Il a eu le temps de réfléchir cette semaine. Il a retourné le problème dans sa tête des millions de fois, il s'est perdu dans ses propres pérégrinations mentales et il en est veut à une conclusion. Le souffle de Bam dans son cou le n'est qu'une raison de plus de prendre cette décision.

« Je m'en fous que tu sois une personne complètement différente à chaque fois, murmure-t-il et il dépose délicatement ses mains sur ses épaules pour l'écarter de lui et planter son regard dans le sien. Ça reste une partie de toi.

Les yeux de Bam s'ouvrent un peu plus et ses pupilles se dilatent alors qu'il écarte les mèches de cheveux noir corbeau de ses yeux.
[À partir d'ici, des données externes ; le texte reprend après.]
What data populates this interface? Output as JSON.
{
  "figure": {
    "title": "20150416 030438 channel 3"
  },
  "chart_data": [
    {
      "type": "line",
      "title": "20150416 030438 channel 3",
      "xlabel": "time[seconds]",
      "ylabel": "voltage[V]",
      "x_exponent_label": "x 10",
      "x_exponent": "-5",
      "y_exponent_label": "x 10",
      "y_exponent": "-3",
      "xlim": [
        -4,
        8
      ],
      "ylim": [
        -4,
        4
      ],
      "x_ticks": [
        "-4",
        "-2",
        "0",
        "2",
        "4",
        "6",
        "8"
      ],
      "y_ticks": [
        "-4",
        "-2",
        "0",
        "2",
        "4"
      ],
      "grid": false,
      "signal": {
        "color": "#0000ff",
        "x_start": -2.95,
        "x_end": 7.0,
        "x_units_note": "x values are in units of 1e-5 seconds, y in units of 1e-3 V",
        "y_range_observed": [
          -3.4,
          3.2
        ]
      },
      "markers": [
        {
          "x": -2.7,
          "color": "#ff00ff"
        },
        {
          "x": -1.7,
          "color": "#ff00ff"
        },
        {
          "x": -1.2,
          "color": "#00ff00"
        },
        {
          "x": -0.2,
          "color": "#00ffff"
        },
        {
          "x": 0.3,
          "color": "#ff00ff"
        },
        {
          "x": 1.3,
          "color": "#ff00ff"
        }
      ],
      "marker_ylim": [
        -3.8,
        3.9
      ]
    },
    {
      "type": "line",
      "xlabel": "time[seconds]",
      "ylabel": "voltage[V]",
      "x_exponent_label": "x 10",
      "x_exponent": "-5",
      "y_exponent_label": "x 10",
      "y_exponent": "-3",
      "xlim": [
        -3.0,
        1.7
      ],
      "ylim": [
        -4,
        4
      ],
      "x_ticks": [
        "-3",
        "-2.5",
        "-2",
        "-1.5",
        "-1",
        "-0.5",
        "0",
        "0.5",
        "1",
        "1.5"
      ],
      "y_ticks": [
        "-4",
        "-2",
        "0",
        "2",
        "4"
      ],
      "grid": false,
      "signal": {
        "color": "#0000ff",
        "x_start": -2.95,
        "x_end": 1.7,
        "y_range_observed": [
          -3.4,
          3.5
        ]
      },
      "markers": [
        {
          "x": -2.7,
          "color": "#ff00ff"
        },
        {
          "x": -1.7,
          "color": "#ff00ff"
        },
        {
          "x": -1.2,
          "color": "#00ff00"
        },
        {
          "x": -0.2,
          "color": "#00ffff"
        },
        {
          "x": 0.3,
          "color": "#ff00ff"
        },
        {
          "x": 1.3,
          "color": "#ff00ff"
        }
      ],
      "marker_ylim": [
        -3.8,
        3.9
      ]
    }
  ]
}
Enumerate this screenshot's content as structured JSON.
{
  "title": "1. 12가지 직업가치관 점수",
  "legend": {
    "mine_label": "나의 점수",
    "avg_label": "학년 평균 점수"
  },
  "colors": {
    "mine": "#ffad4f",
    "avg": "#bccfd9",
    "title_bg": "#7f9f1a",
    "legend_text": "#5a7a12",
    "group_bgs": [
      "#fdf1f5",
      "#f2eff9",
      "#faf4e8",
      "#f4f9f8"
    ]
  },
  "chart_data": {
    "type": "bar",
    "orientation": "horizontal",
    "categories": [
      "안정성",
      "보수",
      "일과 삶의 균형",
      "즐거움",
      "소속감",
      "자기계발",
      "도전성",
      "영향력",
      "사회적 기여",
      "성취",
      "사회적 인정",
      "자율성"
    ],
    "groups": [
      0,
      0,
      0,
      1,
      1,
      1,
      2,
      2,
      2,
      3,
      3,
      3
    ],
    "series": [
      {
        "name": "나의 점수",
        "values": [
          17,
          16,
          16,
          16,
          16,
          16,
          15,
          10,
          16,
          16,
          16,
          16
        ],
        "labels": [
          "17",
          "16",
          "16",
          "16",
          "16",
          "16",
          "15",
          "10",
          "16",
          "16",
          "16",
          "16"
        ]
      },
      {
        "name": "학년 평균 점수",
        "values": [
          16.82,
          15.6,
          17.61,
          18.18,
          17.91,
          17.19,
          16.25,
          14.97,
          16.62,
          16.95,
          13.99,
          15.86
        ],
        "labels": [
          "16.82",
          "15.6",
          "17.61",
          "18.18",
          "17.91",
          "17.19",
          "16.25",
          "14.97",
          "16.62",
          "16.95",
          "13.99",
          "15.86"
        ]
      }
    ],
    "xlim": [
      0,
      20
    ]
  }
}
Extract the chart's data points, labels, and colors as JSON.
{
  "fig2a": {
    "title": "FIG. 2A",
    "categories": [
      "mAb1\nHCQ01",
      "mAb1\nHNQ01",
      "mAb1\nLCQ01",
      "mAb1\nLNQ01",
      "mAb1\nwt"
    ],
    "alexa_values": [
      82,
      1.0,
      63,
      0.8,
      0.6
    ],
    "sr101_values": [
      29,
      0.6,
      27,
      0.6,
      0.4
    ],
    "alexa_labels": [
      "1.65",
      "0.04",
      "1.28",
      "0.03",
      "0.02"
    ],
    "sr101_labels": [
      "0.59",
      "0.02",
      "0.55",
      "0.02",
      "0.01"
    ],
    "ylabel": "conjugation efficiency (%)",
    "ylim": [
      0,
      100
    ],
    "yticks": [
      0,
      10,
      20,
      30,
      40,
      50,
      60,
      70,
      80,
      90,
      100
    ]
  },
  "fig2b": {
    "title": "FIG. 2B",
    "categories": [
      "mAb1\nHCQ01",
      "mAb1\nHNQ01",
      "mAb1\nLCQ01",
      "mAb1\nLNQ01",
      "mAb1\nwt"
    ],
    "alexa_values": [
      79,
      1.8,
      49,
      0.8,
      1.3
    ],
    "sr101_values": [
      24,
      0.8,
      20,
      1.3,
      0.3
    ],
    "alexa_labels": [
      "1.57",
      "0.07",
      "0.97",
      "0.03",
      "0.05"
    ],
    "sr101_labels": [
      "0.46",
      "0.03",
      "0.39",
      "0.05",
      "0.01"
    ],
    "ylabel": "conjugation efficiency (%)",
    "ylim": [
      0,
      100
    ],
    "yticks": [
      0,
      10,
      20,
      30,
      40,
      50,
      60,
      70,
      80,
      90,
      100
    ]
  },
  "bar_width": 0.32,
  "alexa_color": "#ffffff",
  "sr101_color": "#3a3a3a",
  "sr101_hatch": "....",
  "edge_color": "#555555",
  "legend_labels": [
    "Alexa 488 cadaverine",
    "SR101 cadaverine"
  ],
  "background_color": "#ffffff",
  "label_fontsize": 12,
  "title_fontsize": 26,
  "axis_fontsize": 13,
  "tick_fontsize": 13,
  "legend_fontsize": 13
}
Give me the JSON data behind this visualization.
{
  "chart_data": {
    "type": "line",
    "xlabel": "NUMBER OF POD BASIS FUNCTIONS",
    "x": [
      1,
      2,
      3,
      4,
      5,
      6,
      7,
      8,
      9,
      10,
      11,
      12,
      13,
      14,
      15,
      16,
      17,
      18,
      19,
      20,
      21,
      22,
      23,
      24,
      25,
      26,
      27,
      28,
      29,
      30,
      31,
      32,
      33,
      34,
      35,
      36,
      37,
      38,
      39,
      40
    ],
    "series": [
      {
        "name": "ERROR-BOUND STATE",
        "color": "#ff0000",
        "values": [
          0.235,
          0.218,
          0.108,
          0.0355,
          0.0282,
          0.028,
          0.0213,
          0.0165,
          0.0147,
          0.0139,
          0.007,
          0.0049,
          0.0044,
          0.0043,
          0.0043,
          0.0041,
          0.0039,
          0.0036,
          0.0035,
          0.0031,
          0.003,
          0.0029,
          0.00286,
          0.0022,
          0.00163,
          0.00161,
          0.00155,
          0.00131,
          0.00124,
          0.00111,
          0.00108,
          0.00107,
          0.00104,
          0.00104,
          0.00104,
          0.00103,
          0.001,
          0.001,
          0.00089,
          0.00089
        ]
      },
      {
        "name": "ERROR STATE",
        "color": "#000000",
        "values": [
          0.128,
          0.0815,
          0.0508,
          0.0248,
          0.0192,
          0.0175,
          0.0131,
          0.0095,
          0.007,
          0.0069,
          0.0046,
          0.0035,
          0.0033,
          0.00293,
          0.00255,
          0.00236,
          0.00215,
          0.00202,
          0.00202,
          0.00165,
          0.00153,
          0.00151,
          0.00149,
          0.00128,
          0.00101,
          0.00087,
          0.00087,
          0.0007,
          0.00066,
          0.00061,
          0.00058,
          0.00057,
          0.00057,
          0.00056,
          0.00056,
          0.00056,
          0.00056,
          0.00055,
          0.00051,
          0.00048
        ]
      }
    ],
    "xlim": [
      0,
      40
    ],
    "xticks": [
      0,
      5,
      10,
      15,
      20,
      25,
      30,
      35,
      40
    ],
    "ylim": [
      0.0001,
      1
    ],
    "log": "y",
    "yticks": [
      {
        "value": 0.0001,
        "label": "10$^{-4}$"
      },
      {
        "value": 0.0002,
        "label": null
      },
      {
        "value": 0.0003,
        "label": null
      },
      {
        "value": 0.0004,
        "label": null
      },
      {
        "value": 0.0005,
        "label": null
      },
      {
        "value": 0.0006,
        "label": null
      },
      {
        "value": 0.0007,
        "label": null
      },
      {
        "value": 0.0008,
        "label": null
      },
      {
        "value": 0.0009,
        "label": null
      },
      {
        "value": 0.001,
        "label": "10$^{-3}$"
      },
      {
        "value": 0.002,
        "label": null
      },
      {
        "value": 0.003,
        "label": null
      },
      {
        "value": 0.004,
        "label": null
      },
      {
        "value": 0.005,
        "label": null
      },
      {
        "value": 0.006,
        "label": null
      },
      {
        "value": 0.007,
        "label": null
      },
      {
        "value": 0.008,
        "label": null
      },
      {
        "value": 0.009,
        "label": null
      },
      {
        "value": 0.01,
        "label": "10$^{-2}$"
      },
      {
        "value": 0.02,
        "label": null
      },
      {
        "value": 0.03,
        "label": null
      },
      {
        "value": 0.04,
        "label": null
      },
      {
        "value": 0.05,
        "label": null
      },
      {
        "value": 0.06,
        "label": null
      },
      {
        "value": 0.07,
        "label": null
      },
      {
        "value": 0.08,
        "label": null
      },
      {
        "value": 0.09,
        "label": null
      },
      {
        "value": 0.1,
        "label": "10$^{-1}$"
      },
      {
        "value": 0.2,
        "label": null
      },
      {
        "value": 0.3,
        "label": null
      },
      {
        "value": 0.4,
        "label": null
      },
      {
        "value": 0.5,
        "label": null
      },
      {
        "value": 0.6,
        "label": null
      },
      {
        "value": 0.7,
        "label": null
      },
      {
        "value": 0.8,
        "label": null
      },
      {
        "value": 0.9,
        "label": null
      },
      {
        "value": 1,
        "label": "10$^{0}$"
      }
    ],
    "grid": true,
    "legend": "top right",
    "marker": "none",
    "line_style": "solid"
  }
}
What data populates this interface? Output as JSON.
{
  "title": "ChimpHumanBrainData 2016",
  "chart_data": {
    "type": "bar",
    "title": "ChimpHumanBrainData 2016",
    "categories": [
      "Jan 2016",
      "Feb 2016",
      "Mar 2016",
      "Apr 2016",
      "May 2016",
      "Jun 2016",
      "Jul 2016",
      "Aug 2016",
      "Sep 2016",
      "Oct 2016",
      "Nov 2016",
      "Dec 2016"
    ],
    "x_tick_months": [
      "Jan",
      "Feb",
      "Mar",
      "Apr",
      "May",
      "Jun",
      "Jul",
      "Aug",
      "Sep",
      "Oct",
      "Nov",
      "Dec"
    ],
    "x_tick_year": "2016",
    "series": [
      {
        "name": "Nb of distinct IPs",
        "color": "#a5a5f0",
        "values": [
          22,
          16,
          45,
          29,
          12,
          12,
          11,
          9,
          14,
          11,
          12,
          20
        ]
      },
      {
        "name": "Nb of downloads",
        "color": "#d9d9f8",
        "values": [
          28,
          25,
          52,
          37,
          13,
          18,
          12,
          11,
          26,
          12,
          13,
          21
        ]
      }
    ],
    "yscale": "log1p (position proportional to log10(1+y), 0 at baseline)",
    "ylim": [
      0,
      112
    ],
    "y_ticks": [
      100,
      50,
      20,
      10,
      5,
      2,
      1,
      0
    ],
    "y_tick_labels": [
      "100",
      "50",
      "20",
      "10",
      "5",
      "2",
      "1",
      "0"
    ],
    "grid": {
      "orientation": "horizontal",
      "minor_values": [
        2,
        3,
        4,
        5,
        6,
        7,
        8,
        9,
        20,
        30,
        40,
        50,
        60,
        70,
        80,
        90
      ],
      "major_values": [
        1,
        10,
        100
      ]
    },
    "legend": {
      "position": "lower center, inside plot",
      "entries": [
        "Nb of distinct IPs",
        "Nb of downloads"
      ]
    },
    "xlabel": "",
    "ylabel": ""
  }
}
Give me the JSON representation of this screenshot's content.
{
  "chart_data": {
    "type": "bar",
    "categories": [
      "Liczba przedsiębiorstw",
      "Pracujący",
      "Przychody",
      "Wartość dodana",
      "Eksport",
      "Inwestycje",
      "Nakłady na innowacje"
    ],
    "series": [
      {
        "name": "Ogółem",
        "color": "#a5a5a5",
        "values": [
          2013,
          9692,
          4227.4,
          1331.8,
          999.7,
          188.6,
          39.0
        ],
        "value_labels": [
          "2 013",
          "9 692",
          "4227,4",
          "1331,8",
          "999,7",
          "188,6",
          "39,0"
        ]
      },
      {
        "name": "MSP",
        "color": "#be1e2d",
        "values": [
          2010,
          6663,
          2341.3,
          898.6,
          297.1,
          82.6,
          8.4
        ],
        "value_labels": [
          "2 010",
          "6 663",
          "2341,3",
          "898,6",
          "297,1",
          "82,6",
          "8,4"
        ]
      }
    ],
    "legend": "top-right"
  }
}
« Peut-être que c'est Bam que j'aime, mais Bam fait partie de qui tu es. Et tant pis si je ne connais pas encore toutes les facettes de toi, tant pis si je ne connais pas encore l'étudiante en architecture trop timide pour se faire des amis. Il y a plein de choses sur moi que tu ne connais pas non plus, dit-il en riant légèrement. »

Avec douceur, il vient encadrer son visage de ses mains et rapprocher son visage du sien.

« Je suis allé chercher la traduction de la musique, dit-il en souriant. You had the power, you've yet to have your finest hour, chantonne-t-il. Tu avais le pouvoir, tu mérites d'atteindre ton apogée, c'est ça ? (Bam hoche la tête silencieusement.) Et bien toi aussi, tu le mérites. »

Encore une fois, personne ne sait qui a fait le premier pas, personne ne sait qui a réduit la distance entre eux en premier, mais leurs lèvres se sont rencontrées avec plus de douceur que jamais. Elles se sont caressées gentiment, chastement. Oserait-on dire amoureusement ?

Les mains nichées dans le cou de Jeongin, Bam s'est rapprochée encore un peu, jusqu'à ce que ses jambes passent de chaque côté de son corps. Leurs torses sont plaqués l'un contre l'autre, Jeongin a posé sa main sur sa cuisse et l'autre dans le bas de son dos.

C'est doux, c'est si doux.

« Je crois vraiment que je t'aime, Jeongin, murmure Bam lorsqu'ils se séparent pour respirer.

- Moi aussi, répond simplement Jeongin et il ne l'a jamais pensé aussi fort. Moi aussi je t'aime. »

Il aime comment ils se comprennent en un regard, il aime comment ils dansent, il aime comment son ventre se retourne à chaque fois qu'il la voit (qu'importe l'identité qu'iel aborde), il aime son sourire. Il l'aime tout court et il s'en fout si c'est trop tôt, s'il ne la connaît pas vraiment, si tout le monde va le traiter de fou. Fou, il l'est.

"On est tous fous, Jeongin."

Il sourit et son cœur s'emballe.

« Audrey. »

Ce n'était qu'un murmure, un murmure contre ses lèvres, mais Jeongin l'a entendu résonner dans tout son corps.

« C'est mon nom.

- Pas très coréen, souffle Jeongin en réponse.

- Mon père est anglais. »

Il sourit et l'embrasse de nouveau, la laissant le faire basculer sur le dos pour s'allonger sur lui et glisser ses lèvres dans son cou.

« Merci, » dit-il dans un souffle.

Elle se redresse, assise sur son bassin et l'interroge du regard.

« Merci de me faire confiance. »

Il pose ses mains sur ses hanches, elle se penche pour l'embrasser, souriant et pleurant en même temps. Et leur baiser à le goût d'un arc-en-ciel après la tempête.